Pick a number: The NCAA and the student-athlete stipend increase

I’m not sure if any issue exposes the have/have-not fault line in D-1 athletics more than this issue does right now.

In the coming months, the NCAA will seek feedback on a topic that divides opinions based upon wealth and could eventually change how the association is governed. These three options have been floated for consideration:

* Let schools provide up to $2,000 in additional aid without financial need as a requirement.
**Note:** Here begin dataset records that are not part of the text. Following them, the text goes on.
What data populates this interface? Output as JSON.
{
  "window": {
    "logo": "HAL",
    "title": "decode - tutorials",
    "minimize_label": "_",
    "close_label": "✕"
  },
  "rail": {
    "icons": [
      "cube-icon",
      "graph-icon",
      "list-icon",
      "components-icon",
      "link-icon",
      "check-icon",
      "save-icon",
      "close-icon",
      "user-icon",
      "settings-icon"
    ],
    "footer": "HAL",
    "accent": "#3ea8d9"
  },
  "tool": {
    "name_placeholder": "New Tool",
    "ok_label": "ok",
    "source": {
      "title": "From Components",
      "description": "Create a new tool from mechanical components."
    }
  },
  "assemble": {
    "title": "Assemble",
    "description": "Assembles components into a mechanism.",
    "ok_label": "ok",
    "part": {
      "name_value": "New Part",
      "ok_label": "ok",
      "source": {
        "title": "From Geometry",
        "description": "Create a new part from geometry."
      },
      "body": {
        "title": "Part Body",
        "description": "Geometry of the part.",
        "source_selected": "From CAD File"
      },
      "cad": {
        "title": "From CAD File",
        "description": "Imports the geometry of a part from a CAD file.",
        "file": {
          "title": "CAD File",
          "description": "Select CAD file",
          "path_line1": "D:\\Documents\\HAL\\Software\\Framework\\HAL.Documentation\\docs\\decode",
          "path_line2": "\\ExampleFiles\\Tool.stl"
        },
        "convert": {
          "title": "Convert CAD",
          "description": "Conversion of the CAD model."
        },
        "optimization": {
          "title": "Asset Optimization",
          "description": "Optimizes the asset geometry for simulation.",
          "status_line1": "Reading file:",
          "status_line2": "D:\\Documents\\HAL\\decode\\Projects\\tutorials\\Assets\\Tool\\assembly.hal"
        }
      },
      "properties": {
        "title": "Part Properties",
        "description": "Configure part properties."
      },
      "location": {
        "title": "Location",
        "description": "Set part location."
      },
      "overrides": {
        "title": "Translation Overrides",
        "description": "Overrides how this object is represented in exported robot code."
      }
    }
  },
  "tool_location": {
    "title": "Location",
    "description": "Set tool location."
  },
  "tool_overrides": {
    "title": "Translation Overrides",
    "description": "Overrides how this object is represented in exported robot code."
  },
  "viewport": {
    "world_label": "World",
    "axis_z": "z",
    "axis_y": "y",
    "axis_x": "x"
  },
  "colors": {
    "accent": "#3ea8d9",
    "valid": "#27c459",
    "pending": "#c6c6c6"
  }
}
Athletes on partial scholarships could be limited to a proportional amount of the stipend, such as $500 for an athlete on a 25-percent scholarship.

* Require athletes to demonstrate a need for the stipend by applying through the Free Application for Federal Student Aid (FAFSA).

* Allow schools to use their Student-Athlete Opportunity Funds for the optional stipend.

NCAA Division I Vice President David Berst said there is no clear leader among the options and other ideas are welcome before a recommendation goes to the board in August or October.

If the membership is that split, there’s nothing coming.  And that’s just more fuel for the fire for an upcoming break in D-1.  Really, if you think about it, this is something that probably drives that future no matter how it gets settled, because there’s a block of schools which can afford to pay it and want to and another block that can’t, regardless of intent.  Maybe they just ought to get this over.



Filed under It's Just Bidness, The NCAA

2 responses to “Pick a number: The NCAA and the student-athlete stipend increase

  1. Cojones

    I thought SAOF was already used to supplement certain needy athletes. If it isn’t used for that, how is it used?


  2. Nahila

    No way should NCAA start stipends based on applying for it on proving a need by the Athlete as it would open schools up to controversy and discrimination lawsuits. Group the Universities into those that agree to pay an agreed stipend amount and charge the necessary increase in ticket prices to balance the budget. Those who agree to pay a lesser stipend get grouped in that Division, and those schools that cannot pay any stipend should form a different division.